I have one table containing my members.
customer_id | name | age |
---|---|---|
1 | John | 74 |
2 | Sarah | 87 |
Everyday, I get a new table containing the current members.
- If a new member has joined, I want to add them.
- If a member has left, I want to nullify their name/id
- If a current member is still a member then I want to keep them as is.
Imagine that I get a new upload with the following rows
customer_id | name | age |
---|---|---|
2 | Sarah | 87 |
3 | Melvin | 23 |
I then want to generate the table
customer_id | name | age |
---|---|---|
Null | Null | 74 |
2 | Sarah | 87 |
3 | Melvin | 23 |
I don’t want to nullify anything by mistake and therefore I want to run a few tests on this table before I replace my old one. The way I’ve done this is by creating a temporary table (let’s call it customer_temp). However, I’ve now created a cyclical dependency since I:
- Need to read the live table customer in order to create the customer_temp
- Need to replace the live table customer with customer_temp after I’ve run my tests
Is there anyway I can do this using dbt?
Advertisement
Answer
Destroying data is tricky. I would avoid that unless it’s necessary (e.g., DSAR compliance).
Assuming the new data is loaded into the same table in your database each day, I think this is a perfect candidate for snapshots, with the option for invalidating hard-deleted records. See the docs. This allows you to capture the change history of a table without any data loss.

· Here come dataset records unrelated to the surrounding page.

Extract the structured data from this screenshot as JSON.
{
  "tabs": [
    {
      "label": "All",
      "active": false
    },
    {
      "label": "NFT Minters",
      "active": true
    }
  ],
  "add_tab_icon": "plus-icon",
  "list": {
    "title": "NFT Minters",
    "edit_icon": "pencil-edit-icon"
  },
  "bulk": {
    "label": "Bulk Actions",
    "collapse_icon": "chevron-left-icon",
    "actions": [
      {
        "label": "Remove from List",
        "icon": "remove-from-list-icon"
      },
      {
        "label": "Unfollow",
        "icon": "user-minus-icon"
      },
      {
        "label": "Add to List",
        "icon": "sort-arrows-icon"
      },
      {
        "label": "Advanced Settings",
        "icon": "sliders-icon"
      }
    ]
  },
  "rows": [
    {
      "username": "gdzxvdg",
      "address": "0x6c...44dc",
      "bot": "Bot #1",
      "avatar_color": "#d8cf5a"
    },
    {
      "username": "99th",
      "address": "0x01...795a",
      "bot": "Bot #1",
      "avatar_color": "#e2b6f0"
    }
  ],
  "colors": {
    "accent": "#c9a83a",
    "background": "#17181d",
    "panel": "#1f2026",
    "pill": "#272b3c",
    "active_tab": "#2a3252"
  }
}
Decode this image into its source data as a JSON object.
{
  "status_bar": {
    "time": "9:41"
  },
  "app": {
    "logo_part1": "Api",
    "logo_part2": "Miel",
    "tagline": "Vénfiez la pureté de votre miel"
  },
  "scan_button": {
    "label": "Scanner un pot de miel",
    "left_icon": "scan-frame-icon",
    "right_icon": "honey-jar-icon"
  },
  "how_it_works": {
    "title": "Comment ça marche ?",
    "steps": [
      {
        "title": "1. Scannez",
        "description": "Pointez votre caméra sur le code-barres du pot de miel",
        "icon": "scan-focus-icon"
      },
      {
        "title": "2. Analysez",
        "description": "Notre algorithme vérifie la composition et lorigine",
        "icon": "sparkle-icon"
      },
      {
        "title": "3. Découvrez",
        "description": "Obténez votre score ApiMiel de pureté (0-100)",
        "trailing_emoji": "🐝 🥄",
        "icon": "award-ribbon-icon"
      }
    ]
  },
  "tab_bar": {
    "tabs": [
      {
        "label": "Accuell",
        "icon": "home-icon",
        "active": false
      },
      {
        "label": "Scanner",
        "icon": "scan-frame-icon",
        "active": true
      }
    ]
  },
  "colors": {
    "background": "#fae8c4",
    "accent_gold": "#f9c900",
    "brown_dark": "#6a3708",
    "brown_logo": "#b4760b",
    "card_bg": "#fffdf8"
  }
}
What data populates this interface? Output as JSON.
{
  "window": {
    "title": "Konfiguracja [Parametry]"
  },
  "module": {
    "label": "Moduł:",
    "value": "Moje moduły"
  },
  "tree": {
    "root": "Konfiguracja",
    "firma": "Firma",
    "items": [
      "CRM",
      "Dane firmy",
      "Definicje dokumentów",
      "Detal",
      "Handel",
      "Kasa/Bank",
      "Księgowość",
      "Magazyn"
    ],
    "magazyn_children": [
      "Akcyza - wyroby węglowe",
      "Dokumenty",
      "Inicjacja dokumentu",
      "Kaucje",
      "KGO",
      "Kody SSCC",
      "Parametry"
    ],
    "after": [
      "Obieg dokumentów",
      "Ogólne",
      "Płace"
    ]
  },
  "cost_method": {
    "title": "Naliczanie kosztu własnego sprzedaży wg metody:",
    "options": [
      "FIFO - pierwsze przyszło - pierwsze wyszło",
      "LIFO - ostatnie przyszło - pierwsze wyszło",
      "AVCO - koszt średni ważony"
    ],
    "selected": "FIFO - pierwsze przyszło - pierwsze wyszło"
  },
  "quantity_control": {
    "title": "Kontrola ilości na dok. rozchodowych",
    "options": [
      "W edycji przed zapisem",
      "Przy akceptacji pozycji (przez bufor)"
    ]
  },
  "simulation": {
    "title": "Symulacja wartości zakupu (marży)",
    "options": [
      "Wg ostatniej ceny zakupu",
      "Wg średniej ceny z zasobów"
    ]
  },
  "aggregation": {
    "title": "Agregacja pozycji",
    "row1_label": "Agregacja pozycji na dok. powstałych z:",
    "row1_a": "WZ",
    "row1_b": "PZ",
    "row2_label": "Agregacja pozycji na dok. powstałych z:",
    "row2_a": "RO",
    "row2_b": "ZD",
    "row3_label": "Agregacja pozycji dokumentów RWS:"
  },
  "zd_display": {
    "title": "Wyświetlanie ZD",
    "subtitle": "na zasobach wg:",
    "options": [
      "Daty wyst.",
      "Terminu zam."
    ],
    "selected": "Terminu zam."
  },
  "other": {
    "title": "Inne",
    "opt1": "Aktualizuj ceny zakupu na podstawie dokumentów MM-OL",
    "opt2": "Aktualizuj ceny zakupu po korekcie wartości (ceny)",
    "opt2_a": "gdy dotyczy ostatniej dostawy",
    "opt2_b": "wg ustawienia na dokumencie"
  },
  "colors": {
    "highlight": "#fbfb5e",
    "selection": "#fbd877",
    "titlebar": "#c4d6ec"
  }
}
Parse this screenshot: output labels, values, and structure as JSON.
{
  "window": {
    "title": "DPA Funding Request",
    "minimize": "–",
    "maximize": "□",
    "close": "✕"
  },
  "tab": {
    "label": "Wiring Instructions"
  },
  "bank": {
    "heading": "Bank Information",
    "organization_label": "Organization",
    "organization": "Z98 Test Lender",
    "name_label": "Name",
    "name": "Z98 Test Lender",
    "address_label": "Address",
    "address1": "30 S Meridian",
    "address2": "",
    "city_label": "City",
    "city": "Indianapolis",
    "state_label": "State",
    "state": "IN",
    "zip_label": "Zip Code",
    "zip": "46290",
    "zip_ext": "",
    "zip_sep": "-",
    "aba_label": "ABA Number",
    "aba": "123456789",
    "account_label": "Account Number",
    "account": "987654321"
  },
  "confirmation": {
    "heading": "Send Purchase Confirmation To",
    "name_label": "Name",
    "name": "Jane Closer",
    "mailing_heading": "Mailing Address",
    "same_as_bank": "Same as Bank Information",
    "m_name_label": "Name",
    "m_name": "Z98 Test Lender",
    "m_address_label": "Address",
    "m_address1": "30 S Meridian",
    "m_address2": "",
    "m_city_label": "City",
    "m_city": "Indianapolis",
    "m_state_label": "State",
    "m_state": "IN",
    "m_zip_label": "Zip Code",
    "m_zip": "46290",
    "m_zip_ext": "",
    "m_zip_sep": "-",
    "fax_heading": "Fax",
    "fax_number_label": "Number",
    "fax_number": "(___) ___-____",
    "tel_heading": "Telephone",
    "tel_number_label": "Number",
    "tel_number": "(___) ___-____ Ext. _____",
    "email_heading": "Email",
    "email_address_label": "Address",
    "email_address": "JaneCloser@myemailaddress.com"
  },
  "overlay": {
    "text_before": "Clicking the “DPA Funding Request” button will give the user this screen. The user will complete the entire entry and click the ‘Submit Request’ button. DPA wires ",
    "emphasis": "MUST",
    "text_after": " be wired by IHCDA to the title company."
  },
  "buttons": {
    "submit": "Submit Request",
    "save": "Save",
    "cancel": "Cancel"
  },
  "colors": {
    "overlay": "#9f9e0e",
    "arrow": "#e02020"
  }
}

If you turned on snapshots in the initial state, your snapshot table would look like (assuming the existing records had a timestamp of 1/1):
customer_id | name | age | valid_from | valid_to |
---|---|---|---|---|
1 | John | 74 | 1/1/2022 | |
2 | Sarah | 87 | 1/1/2022 |
Then, after the source table was updated, re-running dbt snapshot
(today) would create this table:
customer_id | name | age | valid_from | valid_to |
---|---|---|---|---|
1 | John | 74 | 1/1/2022 | 5/12/2022 |
2 | Sarah | 87 | 1/1/2022 | |
3 | Melvin | 23 | 5/12/2022 |
You can create the format you’d like with a simple query:
select case when valid_to is null then customer_id else null end as customer_id, case when valid_to is null then name else null end as name, age from {{ ref('my_snapshot') }}